In the past decades, machine learning (ML) and data sciences have made remarkable progress and are being applied in every scientific discipline, including QSPR/QSRR. Among available algorithms, similarity-based machine learning methods (SBM) showed significant advantages in dealing with heterogeneous noisy toxicological data [22,23]. Nonetheless, the use of SBM in the case of chromatographic data is still in its infancy, although some studies showed its high potential [24].
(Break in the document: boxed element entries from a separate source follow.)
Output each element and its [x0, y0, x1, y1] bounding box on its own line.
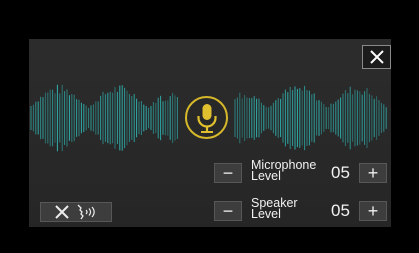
speaker-level-value: 05: [331, 201, 350, 220]
speaker-level-decrease-button[interactable]: −: [214, 201, 242, 221]
mute-voice-button[interactable]: [40, 202, 112, 222]
plus-icon: +: [367, 163, 379, 183]
microphone-level-value: 05: [331, 163, 350, 182]
minus-icon: −: [222, 163, 234, 183]
minus-icon: −: [222, 201, 234, 221]
microphone-button[interactable]: [185, 96, 228, 139]
voice-dialog: − Microphone Level 05 + − Speaker Level …: [29, 39, 391, 227]
microphone-level-decrease-button[interactable]: −: [214, 163, 242, 183]
microphone-level-label: Microphone Level: [251, 159, 316, 183]
speaker-level-increase-button[interactable]: +: [359, 201, 387, 221]
x-icon: [55, 205, 69, 219]
plus-icon: +: [367, 201, 379, 221]
microphone-level-increase-button[interactable]: +: [359, 163, 387, 183]
close-icon: [369, 50, 384, 64]
close-button[interactable]: [362, 45, 391, 69]
speaker-level-label-line2: Level: [251, 207, 281, 221]
speaking-head-icon: [77, 204, 95, 220]
speaker-level-label: Speaker Level: [251, 197, 298, 221]
microphone-icon: [196, 103, 217, 133]
microphone-level-label-line2: Level: [251, 169, 281, 183]
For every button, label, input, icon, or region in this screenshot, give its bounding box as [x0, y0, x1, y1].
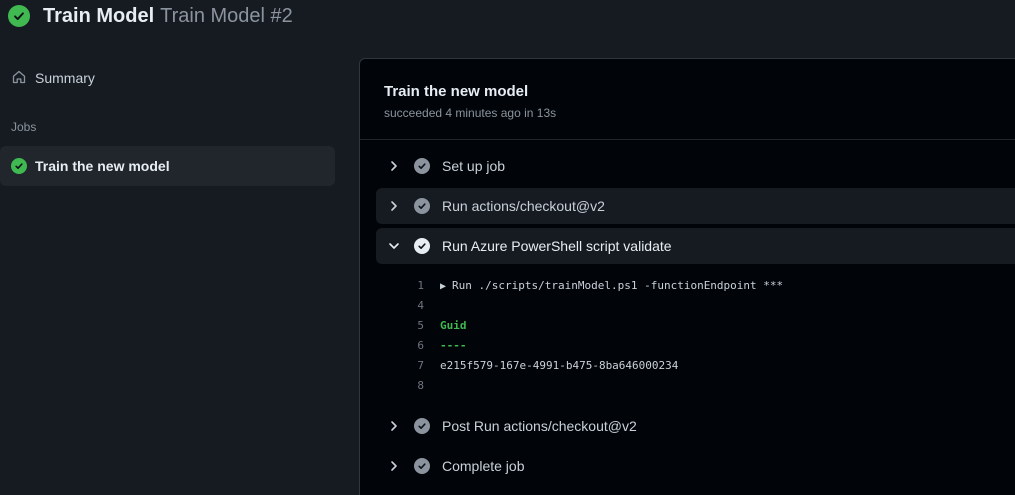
sidebar-item-summary[interactable]: Summary — [0, 58, 335, 98]
step-check-icon — [414, 458, 430, 474]
line-number: 1 — [417, 278, 424, 292]
log-line: 5 Guid — [400, 315, 783, 335]
log-line[interactable]: 1 ▶ Run ./scripts/trainModel.ps1 -functio… — [400, 275, 783, 295]
chevron-right-icon — [386, 420, 402, 432]
step-check-icon — [414, 198, 430, 214]
step-label: Run Azure PowerShell script validate — [442, 238, 672, 254]
job-title: Train the new model — [384, 83, 529, 100]
step-post-checkout[interactable]: Post Run actions/checkout@v2 — [376, 408, 1015, 444]
log-text: e215f579-167e-4991-b475-8ba646000234 — [440, 358, 679, 372]
success-check-icon — [11, 158, 27, 174]
sidebar-item-job[interactable]: Train the new model — [0, 146, 335, 186]
step-azure-powershell[interactable]: Run Azure PowerShell script validate — [376, 228, 1015, 264]
sidebar-item-label: Summary — [35, 70, 95, 86]
step-label: Set up job — [442, 158, 506, 174]
step-label: Post Run actions/checkout@v2 — [442, 418, 637, 434]
step-check-icon — [414, 158, 430, 174]
line-number: 5 — [417, 318, 424, 332]
job-panel: Train the new model succeeded 4 minutes … — [359, 58, 1015, 495]
disclosure-triangle-icon[interactable]: ▶ — [440, 281, 446, 292]
line-number: 7 — [417, 358, 424, 372]
log-line: 6 ---- — [400, 335, 783, 355]
run-label: Train Model #2 — [160, 4, 293, 27]
chevron-down-icon — [386, 240, 402, 252]
log-text: Guid — [440, 318, 467, 332]
sidebar-item-label: Train the new model — [35, 158, 170, 174]
home-icon — [11, 69, 27, 88]
chevron-right-icon — [386, 200, 402, 212]
step-set-up-job[interactable]: Set up job — [376, 148, 1015, 184]
step-complete-job[interactable]: Complete job — [376, 448, 1015, 484]
log-line: 4 — [400, 295, 783, 315]
line-number: 8 — [417, 378, 424, 392]
step-label: Run actions/checkout@v2 — [442, 198, 605, 214]
log-text: ---- — [440, 338, 467, 352]
run-header: Train Model Train Model #2 — [8, 3, 293, 29]
success-check-icon — [8, 5, 30, 27]
job-meta: succeeded 4 minutes ago in 13s — [384, 106, 557, 120]
log-line: 8 — [400, 375, 783, 395]
step-check-icon — [414, 238, 430, 254]
line-number: 6 — [417, 338, 424, 352]
jobs-heading: Jobs — [11, 120, 37, 134]
step-check-icon — [414, 418, 430, 434]
step-log: 1 ▶ Run ./scripts/trainModel.ps1 -functio… — [400, 275, 783, 395]
step-checkout[interactable]: Run actions/checkout@v2 — [376, 188, 1015, 224]
workflow-title: Train Model — [43, 4, 155, 27]
log-text: ▶ Run ./scripts/trainModel.ps1 -functionE… — [440, 278, 784, 292]
step-label: Complete job — [442, 458, 525, 474]
divider — [360, 139, 1015, 140]
chevron-right-icon — [386, 160, 402, 172]
line-number: 4 — [417, 298, 424, 312]
log-line: 7 e215f579-167e-4991-b475-8ba646000234 — [400, 355, 783, 375]
job-header: Train the new model succeeded 4 minutes … — [384, 83, 556, 120]
chevron-right-icon — [386, 460, 402, 472]
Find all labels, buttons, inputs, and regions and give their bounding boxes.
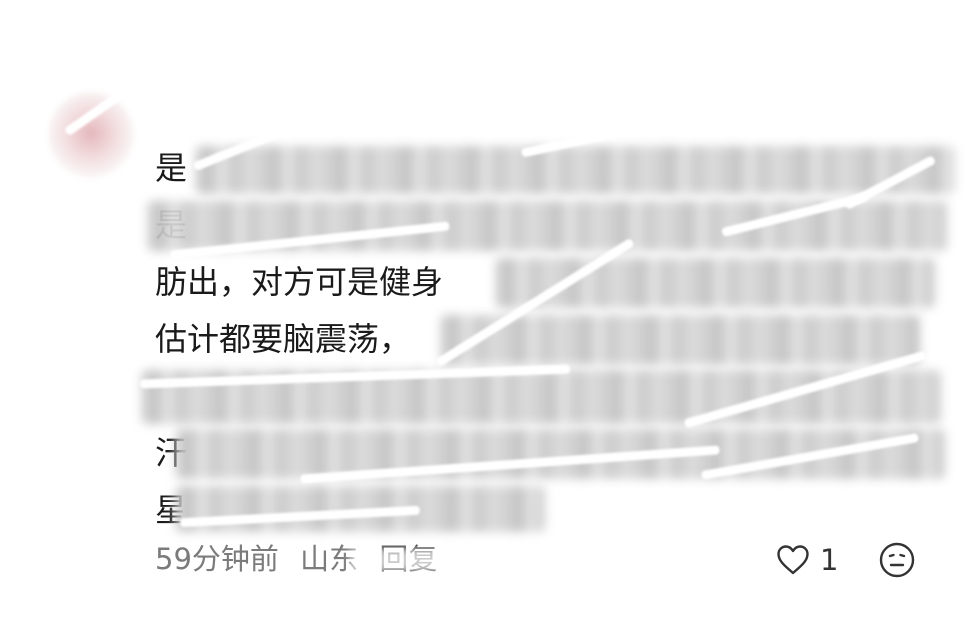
redaction-blur (350, 548, 450, 572)
comment-line: 估计都要脑震荡， (155, 311, 945, 368)
face-neutral-icon (879, 542, 915, 578)
like-count: 1 (820, 543, 839, 577)
redaction-blur (195, 146, 955, 194)
heart-outline-icon (777, 545, 809, 575)
comment-line: 肪出，对方可是健身 (155, 254, 945, 311)
comment-body: 是 是 肪出，对方可是健身 估计都要脑震荡， 汗 星 (141, 140, 955, 539)
comment-time: 59分钟前 (155, 542, 279, 576)
avatar[interactable] (48, 92, 134, 178)
like-button[interactable]: 1 (776, 538, 838, 582)
redaction-blur (440, 315, 920, 365)
dislike-button[interactable] (878, 541, 916, 579)
comment-line: 星 (155, 482, 945, 539)
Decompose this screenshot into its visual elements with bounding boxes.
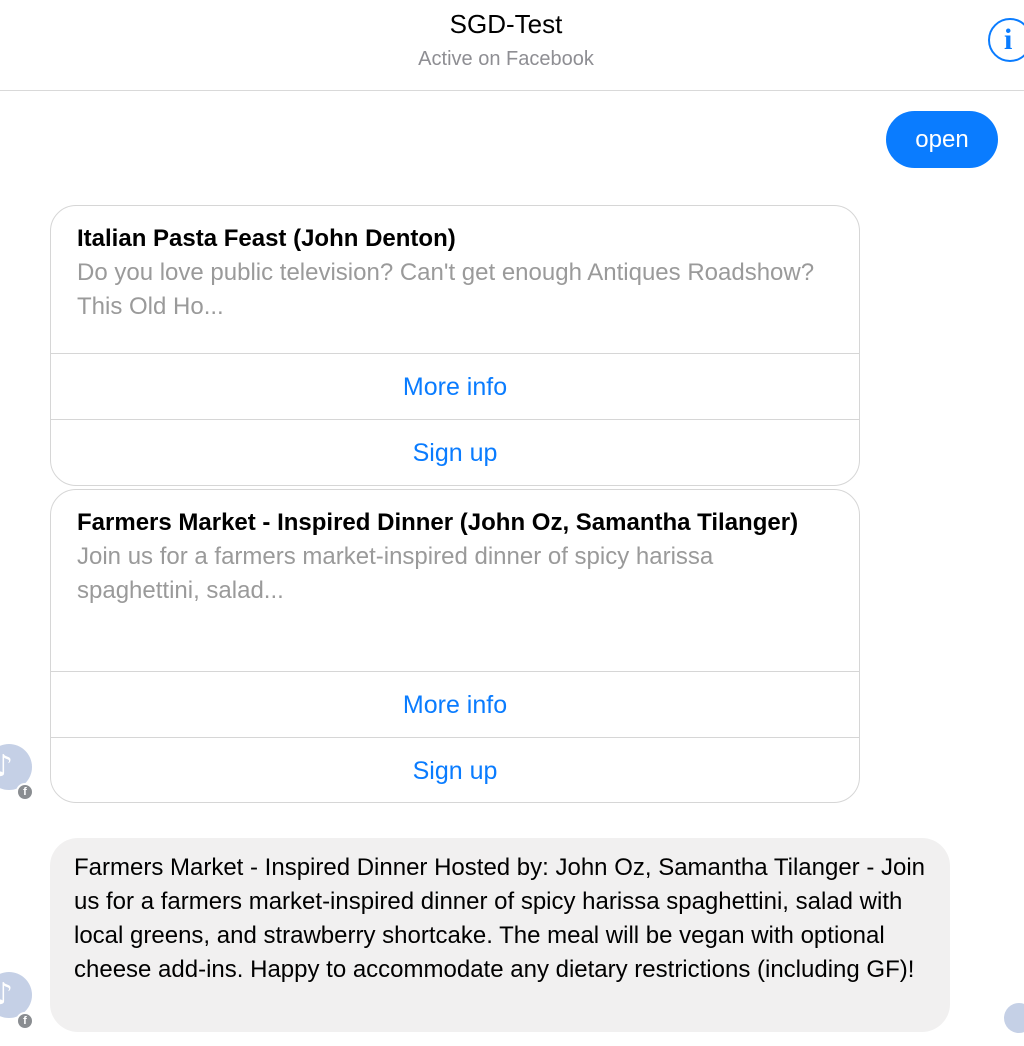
sign-up-button[interactable]: Sign up bbox=[51, 737, 859, 802]
incoming-message: Farmers Market - Inspired Dinner Hosted … bbox=[50, 838, 950, 1032]
card-description: Join us for a farmers market-inspired di… bbox=[77, 543, 714, 604]
card-body: Farmers Market - Inspired Dinner (John O… bbox=[51, 490, 859, 608]
event-card: Farmers Market - Inspired Dinner (John O… bbox=[50, 489, 860, 803]
avatar-silhouette-icon: ♪ bbox=[0, 977, 14, 1012]
conversation-header: SGD-Test Active on Facebook i bbox=[0, 0, 1024, 91]
outgoing-message: open bbox=[886, 111, 998, 168]
info-icon[interactable]: i bbox=[988, 18, 1024, 62]
avatar-silhouette-icon: ♪ bbox=[0, 749, 14, 784]
event-card: Italian Pasta Feast (John Denton) Do you… bbox=[50, 205, 860, 486]
sign-up-button[interactable]: Sign up bbox=[51, 419, 859, 485]
active-status: Active on Facebook bbox=[418, 48, 594, 70]
card-description: Do you love public television? Can't get… bbox=[77, 259, 815, 320]
avatar-icon[interactable]: ♪ bbox=[0, 972, 32, 1018]
card-title: Farmers Market - Inspired Dinner (John O… bbox=[77, 509, 799, 536]
card-title: Italian Pasta Feast (John Denton) bbox=[77, 225, 456, 252]
facebook-icon: f bbox=[16, 783, 34, 801]
more-info-button[interactable]: More info bbox=[51, 671, 859, 737]
card-body: Italian Pasta Feast (John Denton) Do you… bbox=[51, 206, 859, 324]
conversation-title: SGD-Test bbox=[449, 9, 563, 39]
read-receipt-avatar-icon bbox=[1004, 1003, 1024, 1033]
facebook-icon: f bbox=[16, 1012, 34, 1030]
more-info-button[interactable]: More info bbox=[51, 353, 859, 419]
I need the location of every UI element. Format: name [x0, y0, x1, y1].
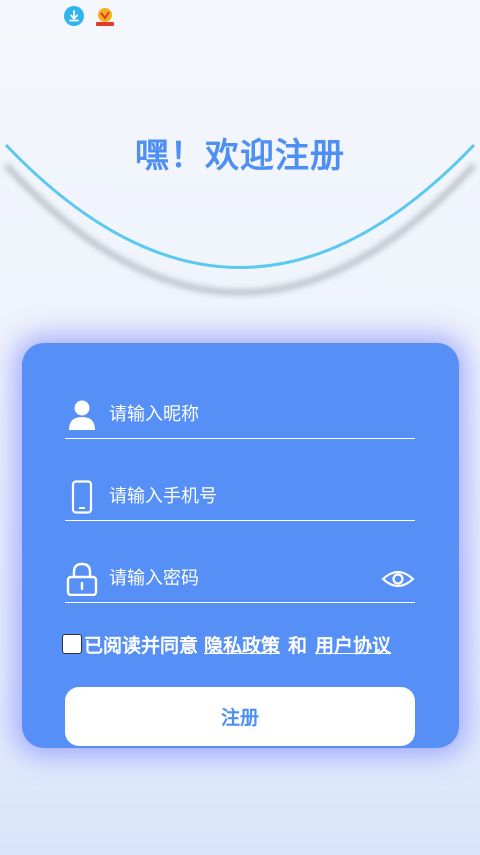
- agree-prefix: 已阅读并同意: [84, 634, 199, 657]
- privacy-policy-link[interactable]: 隐私政策: [204, 631, 280, 658]
- eye-icon[interactable]: [381, 567, 415, 591]
- agreement-row: 已阅读并同意 隐私政策 和 用户协议: [62, 630, 442, 658]
- nickname-field: [65, 391, 415, 439]
- user-icon: [65, 397, 99, 433]
- password-field: [65, 555, 415, 603]
- nickname-input[interactable]: [109, 396, 415, 433]
- phone-input[interactable]: [109, 478, 415, 515]
- phone-icon: [65, 479, 99, 515]
- user-agreement-link[interactable]: 用户协议: [315, 631, 391, 658]
- register-card: 已阅读并同意 隐私政策 和 用户协议 注册: [22, 343, 459, 748]
- agree-and: 和: [288, 634, 308, 657]
- page-title: 嘿！欢迎注册: [135, 136, 345, 176]
- register-button[interactable]: 注册: [65, 687, 415, 746]
- lock-icon: [65, 561, 99, 597]
- agree-checkbox[interactable]: [62, 634, 82, 654]
- phone-field: [65, 473, 415, 521]
- password-input[interactable]: [109, 560, 381, 597]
This study's purpose was to understand better the molecular mechanism of interaction between small xenobiotics and phospholipids. IAM-HPLC data was integrated with molecular descriptors via the QSRR approach to realize this goal. A chromatographic hydrophobicity index with an immobilized artificial membrane (CHIIAM) was used as an endpoint in QSRR modeling. Based on a heterogeneous set of 402 molecules, primarily of pharmaceutical or toxicological significance, the QSRR model was developed. The proposed model was validated using retention factors of potential drug candidates, 106 molecules belonging to 5 different chemical classes, analyzed in our laboratory. Using Chemicalize software, mechanistic molecular descriptors were calculated; therefore, the straightforward interpretation of obtained QSRR models can be described. Initial descriptor selection was performed by applying multiple linear regression (MLR) coupled with a genetic algorithm (GA). Additionally, inspired by recent developments of SBM, especially locally weighted least squares kernel regression (KwLPR), we checked that KwLPR can increase model performances.